Puritan language is the most striking in the doubleness of its
appeal. It looks both ways: to radical voluntarism, yet to utter submission; to absolute authority, yet to limited authority, defined as duties
more than powers and constrained by mutual obligation from God on down; to God the father, yet to God the mother; to the Word as strict
law, yet to the Word as spiritual milk; to the self filled with filth as lustful pride, or anger, yet to the self reborn of the Father in infantile ecstasy or collectively married to Christ in virgin purity
(Leverenz, 7).
It is possible that all of these traits that Leverenz describes in Puritan language exist in this poem. However, those that are most obvious are
the doubleness of God as both father and mother as well as the doubleness of radical voluntarism to utter submission.
In portraying God as a spinster, one who will "[Taylor's] Distaff make for [him]" and "knit therein this Twine," Taylor is essentially offering his soul up to a patriarchal and authoritative God, one who will "clothe" his "ways with glory" and who will "make [Taylor] [His] Loom." This authoritative and omniscient God coincides with that which is easily interpreted as a father figure, one to which both the individual and the community submit in reverence. This figure represents the patriarchy so evident in Puritanism but it is also
the existence of this patriarchy that Leverenz doubts.
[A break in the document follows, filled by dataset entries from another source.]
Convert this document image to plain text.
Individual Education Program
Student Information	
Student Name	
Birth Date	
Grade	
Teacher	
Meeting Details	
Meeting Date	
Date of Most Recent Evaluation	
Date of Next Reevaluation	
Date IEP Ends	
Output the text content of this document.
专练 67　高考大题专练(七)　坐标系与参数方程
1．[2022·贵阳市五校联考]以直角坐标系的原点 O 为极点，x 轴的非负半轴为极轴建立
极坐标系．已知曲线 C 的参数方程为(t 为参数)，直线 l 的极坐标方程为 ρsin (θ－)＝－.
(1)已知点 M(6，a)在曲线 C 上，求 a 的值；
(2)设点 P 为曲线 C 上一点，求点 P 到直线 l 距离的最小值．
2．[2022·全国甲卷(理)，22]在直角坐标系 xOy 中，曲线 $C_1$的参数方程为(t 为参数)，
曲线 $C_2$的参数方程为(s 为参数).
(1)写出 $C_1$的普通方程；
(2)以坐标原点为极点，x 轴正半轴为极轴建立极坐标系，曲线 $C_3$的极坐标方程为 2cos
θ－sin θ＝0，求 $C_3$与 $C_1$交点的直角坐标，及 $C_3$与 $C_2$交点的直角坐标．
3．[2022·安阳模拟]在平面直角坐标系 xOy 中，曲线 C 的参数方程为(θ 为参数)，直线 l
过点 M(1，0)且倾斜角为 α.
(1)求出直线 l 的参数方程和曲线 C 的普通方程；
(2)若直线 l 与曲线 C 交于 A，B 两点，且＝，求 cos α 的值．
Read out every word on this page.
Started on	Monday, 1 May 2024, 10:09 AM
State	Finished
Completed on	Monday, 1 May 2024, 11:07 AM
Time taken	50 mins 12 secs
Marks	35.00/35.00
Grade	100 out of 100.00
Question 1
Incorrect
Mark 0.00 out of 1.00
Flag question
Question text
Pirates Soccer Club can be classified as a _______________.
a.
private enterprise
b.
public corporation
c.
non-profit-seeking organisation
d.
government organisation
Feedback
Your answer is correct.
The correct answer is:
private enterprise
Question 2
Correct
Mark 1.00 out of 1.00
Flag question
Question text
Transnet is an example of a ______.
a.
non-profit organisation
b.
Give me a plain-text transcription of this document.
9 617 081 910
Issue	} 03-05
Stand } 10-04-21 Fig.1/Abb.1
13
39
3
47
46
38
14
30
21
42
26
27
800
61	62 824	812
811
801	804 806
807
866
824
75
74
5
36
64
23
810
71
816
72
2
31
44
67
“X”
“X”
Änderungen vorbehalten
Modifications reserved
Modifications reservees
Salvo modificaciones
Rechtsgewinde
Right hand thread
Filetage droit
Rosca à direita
Though God is being employed in this poem as a dominator and a creator, God is also unavoidably portrayed as doing a woman's work or "huswifery". God
is implicated as a maternal force as well, one which will nurture and make "[Taylor's] Soul [Her] holy Spool to be." In this respect, Leverenz is correct
in assuming the "doubleness" of Puritan language - a language which cannot be solely patriarchal or emanating a paternal authority because of the maternal implications of God that exist alongside it. This doubleness is also made manifest by the fact that Taylor both supplicates to God but makes a demand from him as well. The language of the
poem is strictly imperative, commanding God to "make [his] affections Thy Swift Flyers neat" and to "weave the Web [Him]self. The yarn is fine." It is almost as if the poet is designing that which God will weave - the glorified Taylor -
and God is merely the employee. However, at the same time, Taylor still consistently objectifies himself to God, making the job imperative to Taylor's
dressing himself in clothes suitable to the glory of God and representative of his submission to God.
The language of this poem and the way in which Taylor makes use of both the commonly accepted Puritanical God who is paternal and authoritative and to whom the individual is automatically subordinated also explicitly portrays this
second part of Leverenz' double nature of Puritan language - that which allows for a more maternal God as well as deviance from pure submission and reverence.